Leider bedurfte es gar keiner Übertreibungen, die Wahrheit allein war brisant genug, um den Wahlkampf ihres Vaters zum Scheitern zu verurteilen. Bei der Vorstellung, dass sie all das zerstören konnte, wofür Michael so hart gearbeitet hatte, wurde Sloane das Herz schwer.
»Es ist nicht deine Schuld«, tröstete sie Michael, der ihre Gedanken gelesen hatte. »Ich hätte ein so brisantes Geheimnis schon längst lüften müssen.«
»Aber Vorwürfe und Schuldzuweisungen bringen uns jetzt nicht weiter. Das Kind ist in den Brunnen gefallen. Lasst uns lieber überlegen, wie wir retten können, was zu retten ist.« Madeline setzte sich auf Sloanes Bett und winkte Kate zu sich.
Die junge Frau zog sich einen Stuhl heran, während sich Michael gegen die Wand lehnte. Sloane sah ihm an, wie sich die Gedanken in seinem Kopf förmlich überschlugen.

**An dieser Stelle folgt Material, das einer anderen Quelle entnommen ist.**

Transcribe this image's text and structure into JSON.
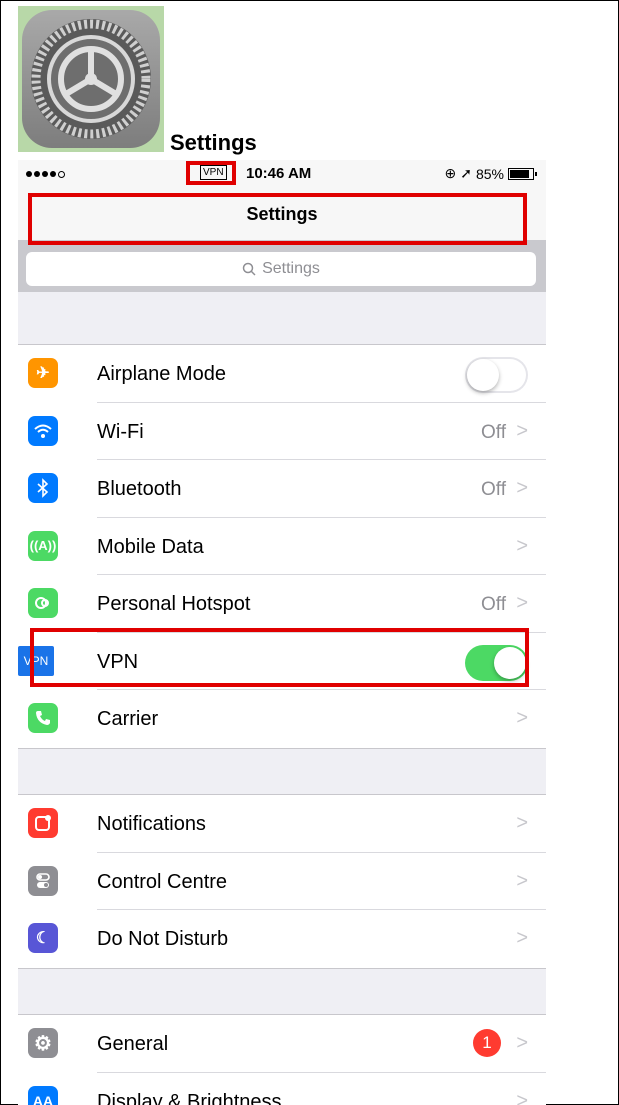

Kate zückte ihren Kugelschreiber. »Die Polizei gibt bislang keine Informationen preis, aber ich weiß nicht, wie lange wir die Geschichte noch geheim halten können.«
Der Senator nickte bedächtig. »Ich kann nur wiederholen, was ich schon immer gesagt habe. Ich muss mit der Sache an die Öffentlichkeit gehen und mich meinen Wählern auf Gedeih und Verderb ausliefern. Mit Kenneth habe ich schon darüber gesprochen.« Er sprach vom amtierenden Präsidenten, seinem Mitkandidaten. »Er weiß, was auf uns zukommen
kann. Ich habe ihm meinen Rücktritt angeboten, aber davon will er nichts hören. Er besteht darauf, an mir als Vizepräsidentschaftskandidaten festzuhalten.«
»Dad ...«
Michael schüttelte den Kopf. »Mein Entschluss steht fest. Es wird Zeit, dass ich die Verantwortung für meine Handlungsweise übernehme – dir, Samson und der Öffentlichkeit gegenüber. Wenn die Wähler Aufrichtigkeit und ehrliches Bedauern nicht zu schätzen wissen, dann kann ich es auch nicht ändern.« Er hob beide Hände. »Ich bin und bleibe der, der ich bin.«
»Und ich bin stolz darauf, deine Tochter zu sein«, sagte Sloane leise. »Auch daran wird sich niemals etwas ändern.«
»Wir sind uns also einig?«, fragte Michael in die Runde. »Wir berufen eine Pressekonferenz ein?«
»Nein«, widersprach Madeline entschieden. »Das geht nicht.«
»Wieso nicht?«, fragte Sloane verwundert. »Dad hat Recht. Das ist der einzige richtige Schritt.«
Madeline rang sichtlich mit sich. »Wir müssen mit der Wahrheit an die Öffentlichkeit gehen, in diesem Punkt stimme ich euch zu, aber nicht auf einer Pressekonferenz. Ich habe nämlich schon einem ganz bestimmten Reporter die Exklusivrechte an der Story versprochen.«
Sie wagte nicht, Sloanes durchbohrendem Blick zu begegnen, was Sloane alles verriet, was sie wissen musste.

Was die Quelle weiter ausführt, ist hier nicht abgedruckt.